Fired Brick vs Hearty Orange
Fired Brick and Hearty Orange come from the same Sherwin-Williams collection. These are both pink-reds, so the question isn't which hue to choose — it's where within pink-red to land. The 7-point LRV gap — 15 for Hearty Orange vs 8 for Fired Brick — means Hearty Orange will open up a space more effectively. Both share a warm character, which means they'll respond to light and surrounding materials in similar ways. A ΔE of 18.7 puts these firmly in different territory — two distinct design choices rather than close alternatives. Below you'll find 1 real-room photo comparison where both colors appear side by side, plus 5 simulated room previews.
Fired Brick vs Hearty Orange in Real Spaces
1 real room side by side. Seeing Fired Brick and Hearty Orange in actual rooms makes the difference concrete; browse the spaces below to get a feel for how each color lives on a wall.
Front Door
On a front door, the color is both the first and last thing you see — a context where even a modest tonal difference reads clearly. Hearty Orange reads slightly lighter here — a subtle but real difference in how open the space feels.
Color Details
Fired Brick vs Hearty Orange Simulated Comparison
5 simulated room previews — drag the slider on each to see Fired Brick on one side and Hearty Orange on the other.

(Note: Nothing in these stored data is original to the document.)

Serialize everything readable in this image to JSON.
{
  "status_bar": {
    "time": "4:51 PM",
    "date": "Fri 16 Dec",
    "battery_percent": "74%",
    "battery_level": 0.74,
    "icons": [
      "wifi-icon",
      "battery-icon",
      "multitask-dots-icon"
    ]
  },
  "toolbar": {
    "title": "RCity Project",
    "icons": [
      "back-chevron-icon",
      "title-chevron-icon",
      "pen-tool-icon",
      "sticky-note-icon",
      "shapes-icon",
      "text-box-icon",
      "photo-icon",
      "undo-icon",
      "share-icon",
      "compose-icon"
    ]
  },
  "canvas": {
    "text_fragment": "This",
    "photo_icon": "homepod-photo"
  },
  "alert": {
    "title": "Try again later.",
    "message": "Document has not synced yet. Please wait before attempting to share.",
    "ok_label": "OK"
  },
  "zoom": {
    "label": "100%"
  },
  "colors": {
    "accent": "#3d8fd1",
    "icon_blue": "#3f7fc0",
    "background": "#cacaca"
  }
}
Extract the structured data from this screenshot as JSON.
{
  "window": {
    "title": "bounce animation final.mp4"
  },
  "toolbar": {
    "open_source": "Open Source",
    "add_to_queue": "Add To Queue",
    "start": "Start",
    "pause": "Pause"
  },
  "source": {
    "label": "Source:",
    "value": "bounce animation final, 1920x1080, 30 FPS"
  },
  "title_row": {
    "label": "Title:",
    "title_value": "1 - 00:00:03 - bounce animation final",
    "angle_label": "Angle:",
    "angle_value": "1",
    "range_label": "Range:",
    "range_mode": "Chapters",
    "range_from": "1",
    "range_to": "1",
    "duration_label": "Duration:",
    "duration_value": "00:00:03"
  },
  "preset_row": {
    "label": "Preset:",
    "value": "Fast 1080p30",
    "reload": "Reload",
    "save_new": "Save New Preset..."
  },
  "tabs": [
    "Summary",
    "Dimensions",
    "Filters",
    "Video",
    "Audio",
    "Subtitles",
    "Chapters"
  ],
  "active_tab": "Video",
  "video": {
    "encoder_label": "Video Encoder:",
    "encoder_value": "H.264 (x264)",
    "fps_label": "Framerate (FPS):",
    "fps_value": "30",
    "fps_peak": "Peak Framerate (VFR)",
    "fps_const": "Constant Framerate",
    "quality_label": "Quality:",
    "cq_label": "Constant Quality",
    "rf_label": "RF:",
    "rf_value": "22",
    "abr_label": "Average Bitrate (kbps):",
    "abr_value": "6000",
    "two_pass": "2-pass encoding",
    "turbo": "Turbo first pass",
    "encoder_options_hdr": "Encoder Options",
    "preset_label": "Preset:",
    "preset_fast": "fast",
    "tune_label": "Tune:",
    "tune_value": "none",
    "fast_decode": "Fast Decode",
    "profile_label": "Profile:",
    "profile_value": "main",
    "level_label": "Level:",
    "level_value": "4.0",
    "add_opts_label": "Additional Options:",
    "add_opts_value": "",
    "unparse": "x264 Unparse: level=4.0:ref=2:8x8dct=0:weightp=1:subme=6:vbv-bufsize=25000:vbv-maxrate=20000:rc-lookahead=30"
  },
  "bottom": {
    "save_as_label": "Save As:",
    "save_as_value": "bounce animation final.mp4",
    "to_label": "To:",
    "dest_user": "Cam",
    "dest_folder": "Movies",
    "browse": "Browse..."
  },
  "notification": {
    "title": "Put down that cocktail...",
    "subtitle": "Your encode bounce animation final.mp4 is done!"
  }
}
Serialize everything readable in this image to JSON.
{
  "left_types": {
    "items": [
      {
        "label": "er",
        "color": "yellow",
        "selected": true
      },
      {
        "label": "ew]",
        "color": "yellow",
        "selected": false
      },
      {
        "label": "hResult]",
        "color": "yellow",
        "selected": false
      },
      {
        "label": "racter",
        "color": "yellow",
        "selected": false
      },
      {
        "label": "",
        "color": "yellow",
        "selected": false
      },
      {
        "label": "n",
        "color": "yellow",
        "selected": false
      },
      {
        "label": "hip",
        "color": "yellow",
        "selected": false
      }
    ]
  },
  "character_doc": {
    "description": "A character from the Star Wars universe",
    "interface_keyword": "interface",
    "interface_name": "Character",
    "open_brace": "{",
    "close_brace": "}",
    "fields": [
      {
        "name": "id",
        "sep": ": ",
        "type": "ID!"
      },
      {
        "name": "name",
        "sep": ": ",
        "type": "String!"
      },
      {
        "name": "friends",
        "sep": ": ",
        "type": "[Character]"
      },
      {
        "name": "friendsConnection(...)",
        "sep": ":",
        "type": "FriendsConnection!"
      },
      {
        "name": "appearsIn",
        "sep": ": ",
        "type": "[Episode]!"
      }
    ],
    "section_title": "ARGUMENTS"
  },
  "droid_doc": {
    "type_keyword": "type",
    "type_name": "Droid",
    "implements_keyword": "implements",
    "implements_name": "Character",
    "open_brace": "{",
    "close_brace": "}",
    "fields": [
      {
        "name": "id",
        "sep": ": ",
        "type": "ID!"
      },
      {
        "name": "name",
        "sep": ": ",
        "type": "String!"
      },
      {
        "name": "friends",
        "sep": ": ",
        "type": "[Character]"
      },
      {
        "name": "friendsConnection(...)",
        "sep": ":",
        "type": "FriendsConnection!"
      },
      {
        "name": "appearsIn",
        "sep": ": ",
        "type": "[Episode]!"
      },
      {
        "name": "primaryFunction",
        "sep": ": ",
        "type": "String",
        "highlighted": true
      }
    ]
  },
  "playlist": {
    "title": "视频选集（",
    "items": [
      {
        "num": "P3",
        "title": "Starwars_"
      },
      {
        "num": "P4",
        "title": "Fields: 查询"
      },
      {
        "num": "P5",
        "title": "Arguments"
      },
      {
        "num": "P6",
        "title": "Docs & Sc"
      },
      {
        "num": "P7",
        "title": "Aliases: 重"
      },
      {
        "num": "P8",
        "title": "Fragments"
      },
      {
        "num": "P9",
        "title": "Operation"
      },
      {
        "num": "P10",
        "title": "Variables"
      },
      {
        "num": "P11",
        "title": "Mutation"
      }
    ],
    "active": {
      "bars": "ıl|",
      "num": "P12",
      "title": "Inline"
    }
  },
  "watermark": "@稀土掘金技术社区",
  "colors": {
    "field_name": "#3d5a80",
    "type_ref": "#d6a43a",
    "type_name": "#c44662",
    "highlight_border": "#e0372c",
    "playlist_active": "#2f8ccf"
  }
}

Digital color is approximate. These simulations are generated from the manufacturer's hex values and overlaid on grayscale room photos — your screen's calibration, brightness, and viewing angle all affect how they render. Before committing to either color, test physical samples in your own space under the light you actually live with.
More Fired Brick comparisons
See how Fired Brick stacks up against other well-photographed colors across different brands and tones.